Es gibt ein neues Interesse am Osten. Doch auch in die Aussagen der Wohlmeinenden schleichen sich immer wieder Klischees über die Ostdeutschen ein. So gilt der Ossi als autoritätsfixiert und störrisch. Wie undankbar, wo doch die Fassaden und Marktplätze im Osten so hübsch geworden sind. Wirklich groß ist das Interesse an Ostdeutschland erst dann, wenn es Dunkles zu vermelden gibt. Wenn Neonazis marschieren oder eine völkische Partei gewählt wird. Allein dieser Umstand offenbart: Wir haben ein Problem mit der inneren Einheit, wenn der Osten nur dann eine Nachricht wert ist, wenn es dort ein Problem gibt.

Katja Kipping
Katja Kipping ist eine von zwei Vorsitzenden der Partei DIE LINKE. Die 41-Jährige ist in Dresden geboren. Dort hat sie bis heute ihren Bundestagswahlkreis. Kipping zog 1999 in den sächsischen Landtag ein. Im Jahr 2005 wurde sie erstmals in den Bundestag gewählt, dem sie bis heute angehört.

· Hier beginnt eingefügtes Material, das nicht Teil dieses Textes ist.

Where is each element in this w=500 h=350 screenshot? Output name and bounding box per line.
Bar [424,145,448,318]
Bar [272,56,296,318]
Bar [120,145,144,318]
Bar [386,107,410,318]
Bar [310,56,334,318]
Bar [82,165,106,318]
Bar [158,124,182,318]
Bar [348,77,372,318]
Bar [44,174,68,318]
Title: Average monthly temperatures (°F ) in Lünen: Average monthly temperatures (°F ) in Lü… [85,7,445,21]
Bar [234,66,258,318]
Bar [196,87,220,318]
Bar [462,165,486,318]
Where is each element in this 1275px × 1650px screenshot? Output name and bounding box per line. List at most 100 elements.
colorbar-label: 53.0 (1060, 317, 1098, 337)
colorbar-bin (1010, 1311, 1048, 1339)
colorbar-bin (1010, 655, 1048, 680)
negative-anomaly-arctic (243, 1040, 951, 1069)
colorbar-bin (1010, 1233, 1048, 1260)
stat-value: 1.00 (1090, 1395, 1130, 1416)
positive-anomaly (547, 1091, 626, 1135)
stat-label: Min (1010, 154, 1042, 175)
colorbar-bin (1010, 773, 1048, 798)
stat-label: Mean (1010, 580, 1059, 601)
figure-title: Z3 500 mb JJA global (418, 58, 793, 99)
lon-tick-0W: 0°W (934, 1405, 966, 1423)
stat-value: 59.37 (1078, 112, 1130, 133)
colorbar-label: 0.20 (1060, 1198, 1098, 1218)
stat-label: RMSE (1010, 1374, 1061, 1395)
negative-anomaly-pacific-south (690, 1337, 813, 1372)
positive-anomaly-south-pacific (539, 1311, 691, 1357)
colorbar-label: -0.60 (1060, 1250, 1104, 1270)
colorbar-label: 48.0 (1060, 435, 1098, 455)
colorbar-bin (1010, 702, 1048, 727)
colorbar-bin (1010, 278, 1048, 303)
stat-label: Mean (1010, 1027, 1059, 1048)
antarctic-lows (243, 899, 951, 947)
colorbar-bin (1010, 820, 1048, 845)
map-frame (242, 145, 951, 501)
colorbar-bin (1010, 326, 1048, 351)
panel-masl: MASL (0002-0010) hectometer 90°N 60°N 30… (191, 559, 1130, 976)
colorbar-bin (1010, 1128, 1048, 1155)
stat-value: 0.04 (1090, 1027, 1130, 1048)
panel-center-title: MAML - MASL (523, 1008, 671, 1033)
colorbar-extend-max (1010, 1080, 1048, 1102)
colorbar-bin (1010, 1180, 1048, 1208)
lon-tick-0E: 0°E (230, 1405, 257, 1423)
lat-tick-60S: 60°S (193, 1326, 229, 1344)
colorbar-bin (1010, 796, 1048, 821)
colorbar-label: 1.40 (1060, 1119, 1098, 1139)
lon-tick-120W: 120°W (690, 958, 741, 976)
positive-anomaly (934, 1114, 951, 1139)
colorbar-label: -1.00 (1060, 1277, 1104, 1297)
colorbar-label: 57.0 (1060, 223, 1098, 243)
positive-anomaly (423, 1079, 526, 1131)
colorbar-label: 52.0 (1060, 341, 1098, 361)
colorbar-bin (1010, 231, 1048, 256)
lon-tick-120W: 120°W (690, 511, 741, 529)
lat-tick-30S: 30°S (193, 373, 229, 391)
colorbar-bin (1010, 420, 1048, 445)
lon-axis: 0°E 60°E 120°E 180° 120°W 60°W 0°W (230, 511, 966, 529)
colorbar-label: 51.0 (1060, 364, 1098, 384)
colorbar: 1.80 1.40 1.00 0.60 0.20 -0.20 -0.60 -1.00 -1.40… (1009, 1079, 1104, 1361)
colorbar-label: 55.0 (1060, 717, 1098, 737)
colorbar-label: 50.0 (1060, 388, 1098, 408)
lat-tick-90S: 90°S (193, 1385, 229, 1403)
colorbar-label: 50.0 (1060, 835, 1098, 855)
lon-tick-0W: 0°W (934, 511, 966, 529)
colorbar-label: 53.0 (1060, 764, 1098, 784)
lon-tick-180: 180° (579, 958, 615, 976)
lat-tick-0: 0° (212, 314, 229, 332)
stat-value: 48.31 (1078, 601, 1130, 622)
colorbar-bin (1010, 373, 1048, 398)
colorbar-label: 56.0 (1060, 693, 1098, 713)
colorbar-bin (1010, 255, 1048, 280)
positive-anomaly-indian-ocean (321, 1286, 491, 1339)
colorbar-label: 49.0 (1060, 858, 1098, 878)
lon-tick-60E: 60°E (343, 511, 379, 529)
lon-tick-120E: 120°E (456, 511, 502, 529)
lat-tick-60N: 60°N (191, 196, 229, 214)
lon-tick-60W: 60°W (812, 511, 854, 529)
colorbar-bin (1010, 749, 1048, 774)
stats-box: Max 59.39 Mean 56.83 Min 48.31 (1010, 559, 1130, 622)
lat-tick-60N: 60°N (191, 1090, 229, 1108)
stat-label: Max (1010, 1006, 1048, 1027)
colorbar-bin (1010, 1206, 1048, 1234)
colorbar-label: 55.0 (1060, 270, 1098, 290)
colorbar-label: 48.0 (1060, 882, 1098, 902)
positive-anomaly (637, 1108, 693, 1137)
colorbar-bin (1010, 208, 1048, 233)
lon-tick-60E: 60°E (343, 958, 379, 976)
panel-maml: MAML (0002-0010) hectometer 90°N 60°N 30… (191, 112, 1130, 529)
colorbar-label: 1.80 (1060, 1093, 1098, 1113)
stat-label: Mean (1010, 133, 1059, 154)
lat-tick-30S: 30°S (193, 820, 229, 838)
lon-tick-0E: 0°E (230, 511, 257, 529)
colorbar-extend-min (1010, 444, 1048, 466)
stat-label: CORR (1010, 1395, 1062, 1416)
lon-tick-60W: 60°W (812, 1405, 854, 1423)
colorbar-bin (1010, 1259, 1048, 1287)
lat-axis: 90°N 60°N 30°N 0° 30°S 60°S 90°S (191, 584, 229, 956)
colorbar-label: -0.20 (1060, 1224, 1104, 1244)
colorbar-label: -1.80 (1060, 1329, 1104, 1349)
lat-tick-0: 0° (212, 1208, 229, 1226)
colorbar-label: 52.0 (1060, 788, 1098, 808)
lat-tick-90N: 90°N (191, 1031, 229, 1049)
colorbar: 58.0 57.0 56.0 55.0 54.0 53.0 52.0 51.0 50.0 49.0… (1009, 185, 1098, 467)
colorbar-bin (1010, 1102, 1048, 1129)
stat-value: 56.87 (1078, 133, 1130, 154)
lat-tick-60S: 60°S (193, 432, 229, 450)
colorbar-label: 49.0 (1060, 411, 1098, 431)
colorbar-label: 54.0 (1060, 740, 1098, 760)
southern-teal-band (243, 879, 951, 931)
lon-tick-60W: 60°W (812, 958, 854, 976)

Bis zu ihrer Wahl zur Ko-Vorsitzenden der Linkspartei war sie Vorsitzende des Bundestagsausschusses für Arbeit und Soziales.

Hinzukommt: In all den bundesdeutschen Klischees über den rückwärtsgewandten Osten schwingt immer mit: Hier rege sich etwas aus der Vergangenheit. Mich beschleicht dabei seit längerem ein ungutes Gefühl.

Wer, wie die bundesdeutschen Meinungseliten, den Aufwind des Autoritären zeitlich in der Vergangenheit und örtlich im Osten sucht, analysiert zielsicher am Ernst der Lage vorbei. Und gerade das ist das eigentlich Gefährliche. Führt die falsche Analyse doch zwangsweise zu falschen Schlüssen.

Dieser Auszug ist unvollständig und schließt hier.